Het loont om niet alleen lange termijn doelen te stellen, maar juist de klant te helpen met het nemen van kleine stapjes. Een goede gezondheid als streven zegt vrij weinig en zorgt niet voor langdurige motivatie (motivatie wanneer resultaat uitblijft). Zo kun je bijvoorbeeld na het behalen van een korte termijn doel nieuwe doelen stellen en het trainingsschema veranderen waardoor je persoonlijk contact behoudt en de motivatie hoog blijft.
Bespreek de belemmeringen
Uit het onderzoek van Middelkamp kwam naar voren dat fitnessprofessionals de voordelen van fitness vaak benadrukken, maar dat de ervaren nadelen van de klant niet ter sprake komen. Erken de klant in zijn of haar belemmeringen om te gaan fitnessen en kijk wat jij hierin kunt betekenen. Zo kan de klant weinig zelfvertrouwen hebben, of zichzelf lastig kunnen motiveren om naar de fitness te gaan. Door over ervaren belemmeringen te praten voelt een klant zich gehoord en kun je hier als professional op inspelen om belemmeringen te verhelpen.

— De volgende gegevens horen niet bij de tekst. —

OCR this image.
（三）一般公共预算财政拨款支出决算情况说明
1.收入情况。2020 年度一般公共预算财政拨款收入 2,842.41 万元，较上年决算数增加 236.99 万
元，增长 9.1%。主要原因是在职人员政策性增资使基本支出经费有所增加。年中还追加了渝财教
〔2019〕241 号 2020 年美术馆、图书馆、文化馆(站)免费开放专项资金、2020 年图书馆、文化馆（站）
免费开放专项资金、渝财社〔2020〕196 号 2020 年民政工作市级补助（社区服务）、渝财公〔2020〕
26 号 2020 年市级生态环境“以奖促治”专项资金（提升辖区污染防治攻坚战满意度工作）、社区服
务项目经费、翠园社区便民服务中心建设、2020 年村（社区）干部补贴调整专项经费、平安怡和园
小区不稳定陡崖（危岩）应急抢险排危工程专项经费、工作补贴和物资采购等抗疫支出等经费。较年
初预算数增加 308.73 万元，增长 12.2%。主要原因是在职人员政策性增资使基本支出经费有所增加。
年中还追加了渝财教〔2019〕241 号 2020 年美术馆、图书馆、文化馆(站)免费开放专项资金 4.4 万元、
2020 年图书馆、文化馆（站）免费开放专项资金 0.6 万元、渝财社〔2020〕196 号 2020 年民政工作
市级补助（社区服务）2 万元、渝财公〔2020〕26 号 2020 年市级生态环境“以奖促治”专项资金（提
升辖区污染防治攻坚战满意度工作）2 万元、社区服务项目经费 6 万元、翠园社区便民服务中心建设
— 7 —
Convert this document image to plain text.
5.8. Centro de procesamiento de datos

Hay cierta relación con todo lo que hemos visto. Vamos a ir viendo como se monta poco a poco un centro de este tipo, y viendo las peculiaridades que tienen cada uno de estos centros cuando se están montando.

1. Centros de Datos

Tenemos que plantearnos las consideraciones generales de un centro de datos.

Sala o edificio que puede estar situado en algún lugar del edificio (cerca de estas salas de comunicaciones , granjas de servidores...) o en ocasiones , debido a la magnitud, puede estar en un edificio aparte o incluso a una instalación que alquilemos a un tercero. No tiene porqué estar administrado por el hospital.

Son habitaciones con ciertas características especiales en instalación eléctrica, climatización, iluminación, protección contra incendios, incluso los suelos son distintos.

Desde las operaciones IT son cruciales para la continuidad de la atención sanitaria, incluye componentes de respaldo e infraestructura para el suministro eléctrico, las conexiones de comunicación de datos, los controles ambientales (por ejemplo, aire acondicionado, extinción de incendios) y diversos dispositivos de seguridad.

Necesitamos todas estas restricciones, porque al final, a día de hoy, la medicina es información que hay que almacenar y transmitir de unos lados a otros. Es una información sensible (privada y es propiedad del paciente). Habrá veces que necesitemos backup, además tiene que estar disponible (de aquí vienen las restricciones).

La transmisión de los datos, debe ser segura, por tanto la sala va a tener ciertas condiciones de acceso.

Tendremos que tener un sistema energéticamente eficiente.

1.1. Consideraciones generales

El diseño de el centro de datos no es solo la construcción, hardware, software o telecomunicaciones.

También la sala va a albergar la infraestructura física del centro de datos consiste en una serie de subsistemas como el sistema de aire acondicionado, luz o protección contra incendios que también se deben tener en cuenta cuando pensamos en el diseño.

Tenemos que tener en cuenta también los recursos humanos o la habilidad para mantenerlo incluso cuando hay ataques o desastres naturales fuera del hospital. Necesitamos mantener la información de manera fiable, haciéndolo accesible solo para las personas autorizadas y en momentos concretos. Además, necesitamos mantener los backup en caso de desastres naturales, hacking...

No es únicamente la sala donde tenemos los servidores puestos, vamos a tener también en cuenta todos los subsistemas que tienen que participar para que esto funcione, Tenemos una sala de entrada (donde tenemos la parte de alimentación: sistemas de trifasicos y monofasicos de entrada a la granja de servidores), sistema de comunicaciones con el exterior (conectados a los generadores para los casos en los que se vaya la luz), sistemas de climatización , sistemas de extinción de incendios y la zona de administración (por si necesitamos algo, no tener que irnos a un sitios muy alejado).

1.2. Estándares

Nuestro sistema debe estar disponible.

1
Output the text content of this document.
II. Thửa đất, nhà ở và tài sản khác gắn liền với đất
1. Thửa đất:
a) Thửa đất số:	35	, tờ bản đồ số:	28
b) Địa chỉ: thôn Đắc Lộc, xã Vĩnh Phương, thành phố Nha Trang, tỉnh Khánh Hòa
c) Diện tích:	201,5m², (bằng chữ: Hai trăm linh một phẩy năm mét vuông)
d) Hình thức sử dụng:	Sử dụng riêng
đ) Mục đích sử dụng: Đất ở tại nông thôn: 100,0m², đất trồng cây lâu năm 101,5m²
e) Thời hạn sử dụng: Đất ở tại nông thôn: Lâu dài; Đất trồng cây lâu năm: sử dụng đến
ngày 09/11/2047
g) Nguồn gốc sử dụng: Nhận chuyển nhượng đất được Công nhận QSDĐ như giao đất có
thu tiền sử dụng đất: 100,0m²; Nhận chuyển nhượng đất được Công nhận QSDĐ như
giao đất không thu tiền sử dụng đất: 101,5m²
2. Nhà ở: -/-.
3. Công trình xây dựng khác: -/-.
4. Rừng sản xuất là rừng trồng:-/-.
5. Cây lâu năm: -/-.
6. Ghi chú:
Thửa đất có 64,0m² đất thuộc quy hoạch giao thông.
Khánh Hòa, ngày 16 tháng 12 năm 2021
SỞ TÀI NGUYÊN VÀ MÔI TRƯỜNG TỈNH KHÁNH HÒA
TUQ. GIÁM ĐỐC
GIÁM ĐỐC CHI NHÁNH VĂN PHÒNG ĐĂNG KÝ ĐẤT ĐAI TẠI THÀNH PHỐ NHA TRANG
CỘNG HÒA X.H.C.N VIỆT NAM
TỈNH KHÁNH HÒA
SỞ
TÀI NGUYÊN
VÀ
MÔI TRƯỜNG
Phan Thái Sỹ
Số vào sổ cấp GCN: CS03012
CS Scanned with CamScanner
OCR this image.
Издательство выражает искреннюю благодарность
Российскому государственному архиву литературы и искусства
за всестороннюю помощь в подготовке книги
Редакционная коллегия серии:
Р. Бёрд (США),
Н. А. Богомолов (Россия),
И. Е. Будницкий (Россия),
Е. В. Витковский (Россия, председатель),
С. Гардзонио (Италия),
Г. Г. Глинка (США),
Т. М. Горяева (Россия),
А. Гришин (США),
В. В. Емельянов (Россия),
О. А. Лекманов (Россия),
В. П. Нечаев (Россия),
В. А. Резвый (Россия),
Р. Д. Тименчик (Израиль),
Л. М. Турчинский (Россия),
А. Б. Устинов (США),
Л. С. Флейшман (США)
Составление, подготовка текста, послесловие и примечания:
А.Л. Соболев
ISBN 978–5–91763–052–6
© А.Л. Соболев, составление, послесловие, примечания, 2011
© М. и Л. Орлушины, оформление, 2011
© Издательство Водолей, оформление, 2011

Sporten integreren in dagelijks leven
Kijk daarnaast niet alleen naar het gedrag en de resultaten binnen de fitness, maar help de klant bij het integreren van het sport- en beweeggedrag in het dagelijkse ritme. Plan daarvoor verschillende beweegmomenten in de week op momenten dat de kans van slagen het grootst is. Help de klant om er routinegedrag van te maken. Dit maakt het voor de klant makkelijker om het sport- en beweeggedrag vol te houden!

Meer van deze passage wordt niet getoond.